GEORGE TOWN, Nov 30 — The coalition government representing all sections of the country should curtail the dangers of a federal Opposition that was almost entirely Malay, according to political analysts.
Universiti Malaya sociopolitical analyst Awang Azman Awang Pawi said that while it was true Perikatan Nasional was overwhelmingly Malay, the community was also well represented in Pakatan Harapan, Barisan Nasional, Gabungan Parti Sarawak, and Gabungan Rakyat Sabah.
From these, he said parties such as Umno, PKR, and Amanah would be able to counter any Malay-Muslim narrative that Parti Pribumi Bersatu Malaysia and PAS attempt to propagate.

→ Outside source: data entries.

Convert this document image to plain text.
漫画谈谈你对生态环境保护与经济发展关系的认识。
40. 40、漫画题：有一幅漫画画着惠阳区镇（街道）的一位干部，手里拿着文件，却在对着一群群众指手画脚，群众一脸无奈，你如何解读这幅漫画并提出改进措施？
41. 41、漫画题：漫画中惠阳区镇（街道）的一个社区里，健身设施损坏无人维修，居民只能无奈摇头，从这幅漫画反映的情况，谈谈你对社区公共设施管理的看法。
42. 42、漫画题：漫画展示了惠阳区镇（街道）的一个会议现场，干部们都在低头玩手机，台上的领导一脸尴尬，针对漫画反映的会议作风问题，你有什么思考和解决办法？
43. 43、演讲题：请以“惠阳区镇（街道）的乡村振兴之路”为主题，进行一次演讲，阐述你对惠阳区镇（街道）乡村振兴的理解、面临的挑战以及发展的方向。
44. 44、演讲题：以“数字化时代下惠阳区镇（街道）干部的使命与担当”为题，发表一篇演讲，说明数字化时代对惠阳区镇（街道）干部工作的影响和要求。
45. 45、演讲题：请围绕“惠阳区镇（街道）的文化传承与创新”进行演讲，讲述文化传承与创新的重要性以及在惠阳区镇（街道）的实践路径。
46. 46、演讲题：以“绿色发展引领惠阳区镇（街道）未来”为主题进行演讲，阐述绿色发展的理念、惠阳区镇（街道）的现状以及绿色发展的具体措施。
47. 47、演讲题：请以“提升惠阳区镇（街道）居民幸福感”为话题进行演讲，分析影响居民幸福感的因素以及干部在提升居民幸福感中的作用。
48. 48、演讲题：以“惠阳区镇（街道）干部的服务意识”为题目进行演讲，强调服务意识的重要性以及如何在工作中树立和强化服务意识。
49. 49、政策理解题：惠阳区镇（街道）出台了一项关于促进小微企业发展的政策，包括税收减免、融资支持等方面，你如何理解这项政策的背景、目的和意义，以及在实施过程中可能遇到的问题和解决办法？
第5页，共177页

“Most of the Malays in the coalition government are moderate Muslims and professionals so they are qualified to present more accurate facts and data, more so if they are placed in strategic ministries,” he said.
“This means that the Malay Muslim narrative does not only belong to PN but to the coalition government under Pakatan, which is moderate and progressive,” he added.
Similarly, he said PN also must attempt to portray itself as multicultural if it harboured any ambition of ever winning federal power.
Universiti Utara Malaysia (UUM) Associate Professor Mohd Azizuddin Mohd Sani said the 15th general election revealed that most of the Malay support for PN was concentrated in the north and east coast of the peninsula.
“Malays in the west and south were supporting BN and PH,” he said.
“I think by having a unity government with PH and BN, plus other parties, it will later boost the support of Malays to the PH-led government,” he said.
While he said it was not currently a concern that the Opposition was primarily Malay, he acknowledged that PN could be tempted into communal politics in order to remain politically relevant.
According to Senior Fellow of Singapore Institute of International Affairs Oh Ei Sun, divisive communal politics was already the reality in Malaysia.
He said it was not something politicians needed to fabricate, but were actual grassroots sentiments they could exploit for their political agenda.
“There is a huge divide between those who would cling on to racial religious supremacy versus those who would want to see a more multicultural outlook for the country,” he said.
He also noted the wave of Islamisation in Malaysia, but pointed out that this was a global trend stemming from the Islamic revivalist movement and not unique to Malaysia.
Still, Oh believed leaders such as Prime Minister Datuk Seri Anwar Ibrahim may be able to neutralise these threats.
“If Anwar with his experience with Islamist before and now a reformist, if he could bridge this divide, it will be nice,” he said, referring to Anwar’s origins in the Islamic Youth Movement of Malaysia (Abim).